- From: <bugzilla@wiggum.w3.org>
- Date: Tue, 17 Jan 2006 15:57:11 +0000
- To: public-qt-comments@w3.org
- Cc:
http://www.w3.org/Bugs/Public/show_bug.cgi?id=2457
------- Additional Comments From Norman.Walsh@Sun.COM 2006-01-17 15:57 -------
My proposal per ACTION A-282-01
fn:encode-for-uri
fn:encode-for-uri($uri-part as xs:string?) as xs:string
Summary: This function encodes reserved characters in an xs:string
that is intended to be used in the path segment of a URI. It is
invertible but not idempotent. This function applies the URI escaping
rules defined in section 2 of [RFC 3986] to the string supplied as
$uri-part. The effect of the function is to escape reserved
characters. Each such character in the string is replaced with its
percent-encoded form as described in [RFC 3986].
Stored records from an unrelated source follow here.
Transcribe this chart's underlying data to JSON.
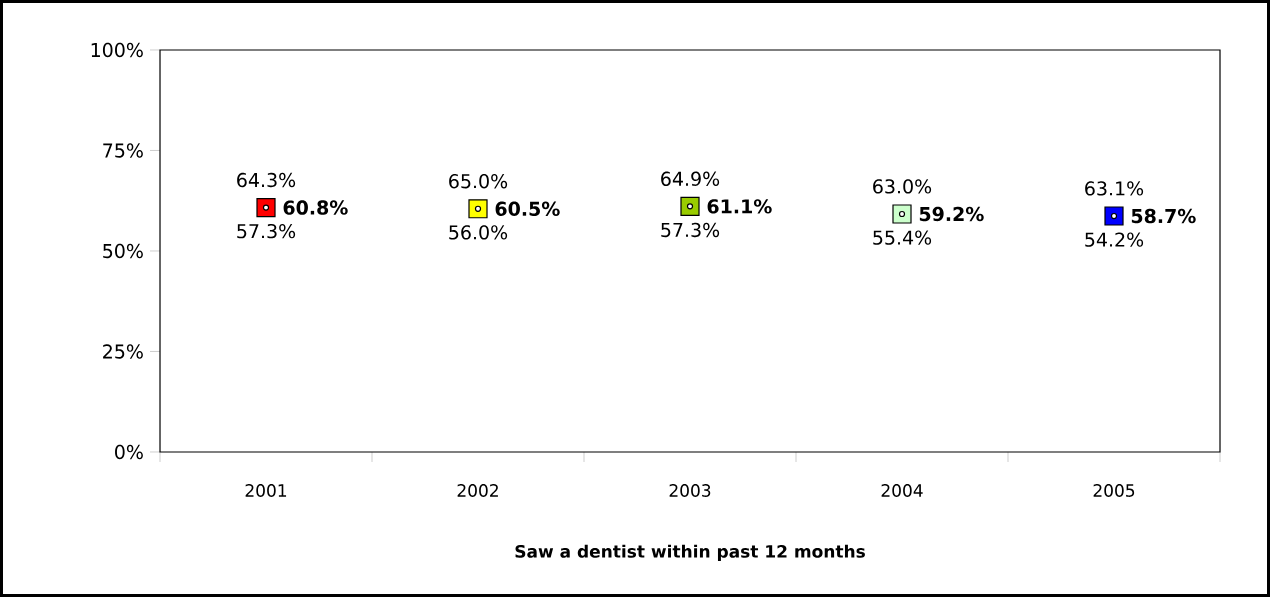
{
  "chart_data": {
    "type": "scatter",
    "xlabel": "Saw a dentist within past 12 months",
    "categories": [
      "2001",
      "2002",
      "2003",
      "2004",
      "2005"
    ],
    "values": [
      60.8,
      60.5,
      61.1,
      59.2,
      58.7
    ],
    "value_labels": [
      "60.8%",
      "60.5%",
      "61.1%",
      "59.2%",
      "58.7%"
    ],
    "colors": [
      "#ff0000",
      "#ffff00",
      "#99cc00",
      "#ccffcc",
      "#0000ff"
    ],
    "marker": "square",
    "ylim": [
      0,
      100
    ],
    "yticks": [
      {
        "value": 0,
        "label": "0%"
      },
      {
        "value": 25,
        "label": "25%"
      },
      {
        "value": 50,
        "label": "50%"
      },
      {
        "value": 75,
        "label": "75%"
      },
      {
        "value": 100,
        "label": "100%"
      }
    ],
    "annotations": [
      "64.3%",
      "57.3%",
      "65.0%",
      "56.0%",
      "64.9%",
      "57.3%",
      "63.0%",
      "55.4%",
      "63.1%",
      "54.2%"
    ],
    "grid": false
  }
}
If $uri-part is the empty sequence, returns the zero-length string.
All characters are escaped except those identified as "unreserved" by
[RFC 3986], that is the upper- and lower-case letters A-Z, the digits
0-9, HYPHEN-MINUS ("-"), LOW LINE ("_"), FULL STOP ".", and TILDE "~".
Note that this function escapes URI delimiters and therefore cannot be
used indiscriminately to encode "invalid" characters in a path
segment.
Since [RFC 3986] recommends that, for consistency, URI producers and
normalizers should use uppercase hexadecimal digits for all
percent-encodings, this function must always generate hexadecimal
values using the upper-case letters A-F.
Examples
* fn:encode-for-uri("http://www.example.com/00/Weather/CA/Los%20Angeles#ocean")
returns
"http%3A%2F%2Fwww.example.com%2F00%2FWeather%2FCA%2FLos%2520Angeles#ocean".
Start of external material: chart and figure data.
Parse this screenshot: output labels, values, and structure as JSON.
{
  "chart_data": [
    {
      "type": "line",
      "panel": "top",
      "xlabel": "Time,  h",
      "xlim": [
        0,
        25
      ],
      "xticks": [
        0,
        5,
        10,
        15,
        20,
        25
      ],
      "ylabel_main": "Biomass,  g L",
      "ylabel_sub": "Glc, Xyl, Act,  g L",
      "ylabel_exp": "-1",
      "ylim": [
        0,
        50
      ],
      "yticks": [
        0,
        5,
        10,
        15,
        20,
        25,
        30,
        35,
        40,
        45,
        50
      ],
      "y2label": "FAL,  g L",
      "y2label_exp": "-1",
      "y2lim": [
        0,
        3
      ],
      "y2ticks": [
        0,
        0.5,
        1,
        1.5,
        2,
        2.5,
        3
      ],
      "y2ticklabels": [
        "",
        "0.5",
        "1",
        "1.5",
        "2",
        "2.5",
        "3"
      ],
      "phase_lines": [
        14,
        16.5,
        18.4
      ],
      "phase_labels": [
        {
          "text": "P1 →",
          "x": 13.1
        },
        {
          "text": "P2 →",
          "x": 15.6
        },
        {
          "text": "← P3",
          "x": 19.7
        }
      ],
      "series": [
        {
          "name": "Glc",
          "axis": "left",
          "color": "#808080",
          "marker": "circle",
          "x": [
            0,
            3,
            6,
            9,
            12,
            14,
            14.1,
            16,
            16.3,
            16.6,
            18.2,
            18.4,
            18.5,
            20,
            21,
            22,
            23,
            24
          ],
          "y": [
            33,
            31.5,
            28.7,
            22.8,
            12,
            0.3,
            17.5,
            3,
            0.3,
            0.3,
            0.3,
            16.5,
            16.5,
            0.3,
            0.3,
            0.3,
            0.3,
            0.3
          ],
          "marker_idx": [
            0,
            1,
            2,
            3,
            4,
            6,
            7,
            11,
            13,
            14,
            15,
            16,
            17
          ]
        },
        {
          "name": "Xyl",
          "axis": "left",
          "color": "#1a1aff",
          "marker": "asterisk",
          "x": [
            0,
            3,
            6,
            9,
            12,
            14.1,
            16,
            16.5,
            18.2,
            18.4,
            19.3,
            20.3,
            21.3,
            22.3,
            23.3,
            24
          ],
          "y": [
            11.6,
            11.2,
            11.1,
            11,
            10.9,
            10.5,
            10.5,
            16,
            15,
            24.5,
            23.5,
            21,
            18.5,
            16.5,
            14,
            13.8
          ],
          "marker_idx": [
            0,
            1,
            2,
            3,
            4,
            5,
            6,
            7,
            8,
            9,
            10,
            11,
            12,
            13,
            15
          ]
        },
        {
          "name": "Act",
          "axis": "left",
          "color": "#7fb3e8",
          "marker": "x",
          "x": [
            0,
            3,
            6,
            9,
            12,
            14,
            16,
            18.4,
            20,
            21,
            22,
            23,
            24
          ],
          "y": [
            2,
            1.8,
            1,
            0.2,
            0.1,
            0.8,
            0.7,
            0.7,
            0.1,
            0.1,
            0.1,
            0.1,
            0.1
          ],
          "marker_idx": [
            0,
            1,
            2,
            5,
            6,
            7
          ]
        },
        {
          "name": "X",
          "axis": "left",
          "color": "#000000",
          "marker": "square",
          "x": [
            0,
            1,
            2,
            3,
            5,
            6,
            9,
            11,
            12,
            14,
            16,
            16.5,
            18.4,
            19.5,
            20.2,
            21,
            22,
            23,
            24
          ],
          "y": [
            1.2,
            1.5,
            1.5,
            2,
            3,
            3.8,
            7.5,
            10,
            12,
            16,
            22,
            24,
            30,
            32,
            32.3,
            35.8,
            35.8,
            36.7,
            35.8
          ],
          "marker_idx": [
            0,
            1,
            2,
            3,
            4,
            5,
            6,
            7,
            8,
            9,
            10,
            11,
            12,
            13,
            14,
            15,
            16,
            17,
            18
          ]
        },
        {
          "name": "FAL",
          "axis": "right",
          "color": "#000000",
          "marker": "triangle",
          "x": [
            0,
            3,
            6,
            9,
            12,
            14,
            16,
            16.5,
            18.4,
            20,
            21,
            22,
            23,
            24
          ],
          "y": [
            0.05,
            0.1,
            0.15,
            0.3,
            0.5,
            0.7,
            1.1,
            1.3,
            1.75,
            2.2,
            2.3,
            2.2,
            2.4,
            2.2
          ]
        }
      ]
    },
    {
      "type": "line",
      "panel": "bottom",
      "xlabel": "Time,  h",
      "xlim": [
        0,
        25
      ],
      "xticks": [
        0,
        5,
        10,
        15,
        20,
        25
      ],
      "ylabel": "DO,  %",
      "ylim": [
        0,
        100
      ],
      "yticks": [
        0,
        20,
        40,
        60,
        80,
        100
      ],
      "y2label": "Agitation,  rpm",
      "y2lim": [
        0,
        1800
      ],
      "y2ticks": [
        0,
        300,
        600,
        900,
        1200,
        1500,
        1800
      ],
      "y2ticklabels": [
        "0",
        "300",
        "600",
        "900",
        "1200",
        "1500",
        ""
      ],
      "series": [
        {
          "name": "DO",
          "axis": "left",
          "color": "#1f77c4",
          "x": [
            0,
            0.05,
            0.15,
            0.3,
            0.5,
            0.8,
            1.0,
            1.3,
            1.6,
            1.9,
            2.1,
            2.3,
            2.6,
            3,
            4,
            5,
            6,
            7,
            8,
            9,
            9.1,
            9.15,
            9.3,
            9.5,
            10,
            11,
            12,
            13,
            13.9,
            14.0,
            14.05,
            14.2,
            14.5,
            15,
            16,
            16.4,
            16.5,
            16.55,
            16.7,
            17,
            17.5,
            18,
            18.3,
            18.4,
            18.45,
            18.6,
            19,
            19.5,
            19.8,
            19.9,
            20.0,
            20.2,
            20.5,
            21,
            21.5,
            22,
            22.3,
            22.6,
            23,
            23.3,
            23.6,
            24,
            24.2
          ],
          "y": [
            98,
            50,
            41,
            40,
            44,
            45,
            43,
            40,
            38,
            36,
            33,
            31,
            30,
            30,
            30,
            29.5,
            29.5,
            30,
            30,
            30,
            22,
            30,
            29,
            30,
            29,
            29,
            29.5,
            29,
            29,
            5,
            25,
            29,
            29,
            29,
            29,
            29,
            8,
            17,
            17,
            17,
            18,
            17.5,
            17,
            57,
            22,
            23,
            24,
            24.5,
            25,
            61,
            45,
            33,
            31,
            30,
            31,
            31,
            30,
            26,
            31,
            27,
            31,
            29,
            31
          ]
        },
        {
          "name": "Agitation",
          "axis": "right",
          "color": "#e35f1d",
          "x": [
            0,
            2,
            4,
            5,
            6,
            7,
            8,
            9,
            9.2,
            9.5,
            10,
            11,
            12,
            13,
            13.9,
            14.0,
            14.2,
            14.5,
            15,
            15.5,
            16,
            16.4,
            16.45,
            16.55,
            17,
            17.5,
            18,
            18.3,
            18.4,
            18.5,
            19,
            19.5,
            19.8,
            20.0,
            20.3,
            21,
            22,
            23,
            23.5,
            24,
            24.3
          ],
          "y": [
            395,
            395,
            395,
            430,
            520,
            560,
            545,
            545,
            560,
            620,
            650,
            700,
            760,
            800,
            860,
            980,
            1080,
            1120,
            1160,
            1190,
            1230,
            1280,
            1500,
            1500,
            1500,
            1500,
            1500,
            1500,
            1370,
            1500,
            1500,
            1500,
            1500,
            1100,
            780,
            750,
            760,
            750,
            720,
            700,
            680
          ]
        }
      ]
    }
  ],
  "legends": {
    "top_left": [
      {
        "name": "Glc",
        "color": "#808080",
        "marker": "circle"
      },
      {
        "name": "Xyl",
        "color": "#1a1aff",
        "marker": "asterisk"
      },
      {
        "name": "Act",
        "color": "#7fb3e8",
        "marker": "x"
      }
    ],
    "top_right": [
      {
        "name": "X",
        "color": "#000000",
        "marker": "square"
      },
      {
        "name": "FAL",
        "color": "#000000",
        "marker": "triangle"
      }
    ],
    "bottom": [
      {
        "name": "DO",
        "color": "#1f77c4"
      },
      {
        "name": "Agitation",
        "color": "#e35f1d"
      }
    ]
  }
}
This is probably not what the user intended because all of the delimiters
have been encoded.
* concat("http://www.example.com/", encode-for-uri("~bébé"))
returns "http://www.example.com/~b%C3%A9b%C3%A9".
* concat("http://www.example.com/", encode-for-uri("100% organic"))
returns "http://www.example.com/100%25%20organic".
fn:iri-to-uri
fn:iri-to-uri($uri-part as xs:string?) as xs:string
Summary: This function converts an xs:string containing an IRI into
a URI according to the rules spelled out in Section 3.1 of [RFC 3987].
It is idempotent but not invertible.
If $uri-part is the empty sequence, returns the zero-length string.
Since [RFC 3986] recommends that, for consistency, URI producers and
normalizers should use uppercase hexadecimal digits for all
percent-encodings, this function must always generate hexadecimal
values using the upper-case letters A-F.
Note:
Since this function does not escape the PERCENT SIGN "%" and this
character is not allowed in data within a URI, users wishing to
convert character strings, such as file names, that include "%" to a
URI should manually escape "%" by replacing it with "%25".